5. The registrant’s other certifying officer and I have disclosed, based on our most recent evaluation of internal control over financial reporting, to the registrant’s auditors and the audit committee of the registrant’s board of directors (or persons performing the equivalent functions):

a) All significant deficiencies and material weaknesses in the design or operation of internal control over financial reporting which are reasonably likely to adversely affect the registrant’s ability to record, process, summarize and report financial information; and

b) Any fraud, whether or not material, that involves management or other employees who have a significant role in the registrant’s internal control over financial reporting.

	/s/ David M. Wurzer
Dated: March 14, 2007	David M. Wurzer
	Executive Vice President, Chief Financial Officer and Treasurer

EX-32.1

Exhibit 32.1

CERTIFICATION PURSUANT TO 18 U.S.C. SECTION 1350, AS ADOPTED PURSUANT TO SECTION

906 OF THE SARBANES-OXLEY ACT OF 2002

In connection with the Annual Report on Form 10-K of CuraGen Corporation (the “Company”) for the period ended December 31, 2006 as filed with the Securities and Exchange Commission on the date hereof (the “Report”), the undersigned, Frank M. Armstrong, M.D., President and Chief Executive Officer of the Company, and David M. Wurzer, Executive Vice President, Chief Financial Officer and Treasurer of the Company, each hereby certifies, pursuant to 18 U.S.C. Section 1350, that:

(1) The Report fully complies with the requirements of Section 13(a) or 15(d) of the Securities Exchange Act of 1934; and

(2) The information contained in the Report fairly presents, in all material respects, the financial condition and results of operations of the Company.

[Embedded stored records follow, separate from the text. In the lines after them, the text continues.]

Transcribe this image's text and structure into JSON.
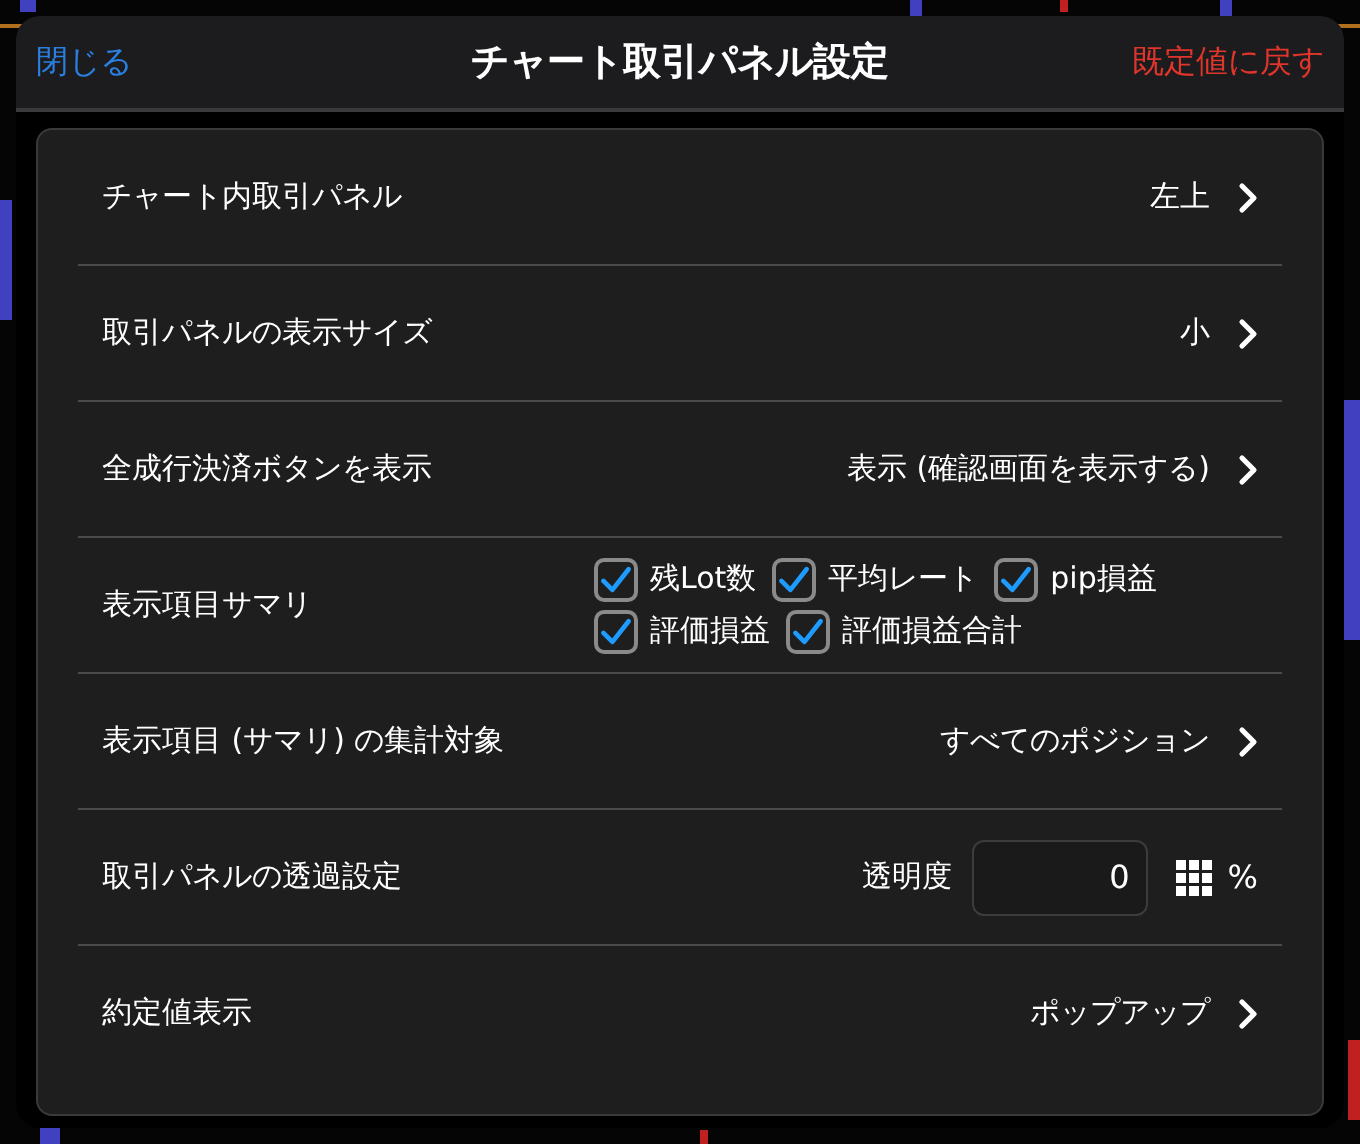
{
  "header": {
    "close": "閉じる",
    "title": "チャート取引パネル設定",
    "reset": "既定値に戻す"
  },
  "rows": [
    {
      "kind": "link",
      "label": "チャート内取引パネル",
      "value": "左上"
    },
    {
      "kind": "link",
      "label": "取引パネルの表示サイズ",
      "value": "小"
    },
    {
      "kind": "link",
      "label": "全成行決済ボタンを表示",
      "value": "表示 (確認画面を表示する)"
    },
    {
      "kind": "checks",
      "label": "表示項目サマリ",
      "options": [
        {
          "label": "残Lot数",
          "checked": true
        },
        {
          "label": "平均レート",
          "checked": true
        },
        {
          "label": "pip損益",
          "checked": true
        },
        {
          "label": "評価損益",
          "checked": true
        },
        {
          "label": "評価損益合計",
          "checked": true
        }
      ]
    },
    {
      "kind": "link",
      "label": "表示項目 (サマリ) の集計対象",
      "value": "すべてのポジション"
    },
    {
      "kind": "input",
      "label": "取引パネルの透過設定",
      "field_label": "透明度",
      "value": "0",
      "unit": "%"
    },
    {
      "kind": "link",
      "label": "約定値表示",
      "value": "ポップアップ"
    }
  ]
}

	/s/ Frank M. Armstrong, M.D.
Dated: March 14, 2007	Frank M. Armstrong, M.D.
	President and Chief Executive Officer

	/s/ David M. Wurzer
Dated: March 14, 2007	David M. Wurzer
	Executive Vice President, Chief Financial Officer and Treasurer

A signed original of this written statement required by Section 906 has been provided to CuraGen Corporation and will be retained by CuraGen Corporation and furnished to the Securities and Exchange Commission or its staff upon request.